将feature_columns应用到dataset中去

for x, y in train_dataset.take(1):print(keras.layers.DenseFeatures(feature_columns)(x).numpy())

得到：

[[ 49.       1.       0.       0.       1.       0.       0.       1.0.       0.       0.       0.       0.       0.       0.       1.0.       0.      89.1042   1.       0.       0.       0.       0.0.       0.       1.       0.       0.       0.       0.       0.1.       0.    ][ 15.       1.       0.       1.       0.       0.       1.       0.0.       0.       0.       0.       0.       0.       0.       1.0.       0.      14.4542   1.       0.       0.       0.       0.0.       0.       1.       0.       0.       0.       0.       0.0.       1.    ][ 29.       0.       1.       0.       1.       0.       0.       0.0.       0.       0.       1.       0.       0.       1.       0.0.       0.      30.       0.       1.       0.       0.       0.0.       0.       1.       0.       0.       0.       0.       0.1.       0.    ][ 32.       0.       1.       1.       0.       0.       1.       0.0.       0.       0.       0.       0.       0.       0.       0.1.       0.       7.75     0.       1.       0.       0.       0.0.       0.       1.       0.       0.       0.       0.       0.1.       0.    ][ 24.       1.       0.       0.       1.       0.       0.       0.0.       0.       1.       0.       0.       0.       0.       1.0.       0.     247.5208   0.       1.       0.       0.       0.0.       0.       0.       1.       0.       0.       0.       0.1.       0.    ]]

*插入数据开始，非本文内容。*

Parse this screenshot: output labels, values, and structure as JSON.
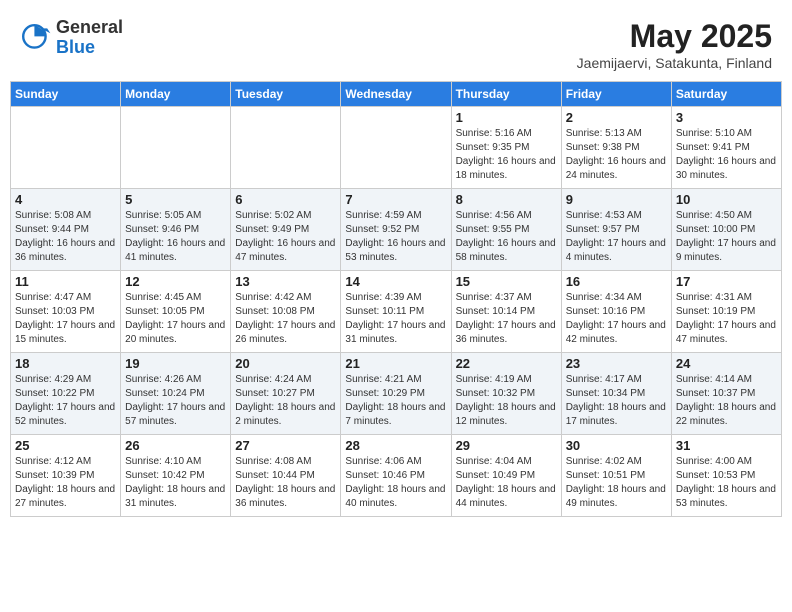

其中：keras.layers.DenseFeatures(feature_columns)(x) 是指将feature_columns应用到x中去，即将字符串转化成数值。如分别只将年龄和性别应用到x中去：

for x, y in train_dataset.take(1):age_column = feature_columns[7]gender_column = feature_columns[0]print(keras.layers.DenseFeatures(age_column)(x).numpy())print(keras.layers.DenseFeatures(gender_column)(x).numpy())

得到：

[[23.][22.][51.][39.][19.]][[0. 1.][0. 1.][1. 0.][1. 0.][1. 0.]]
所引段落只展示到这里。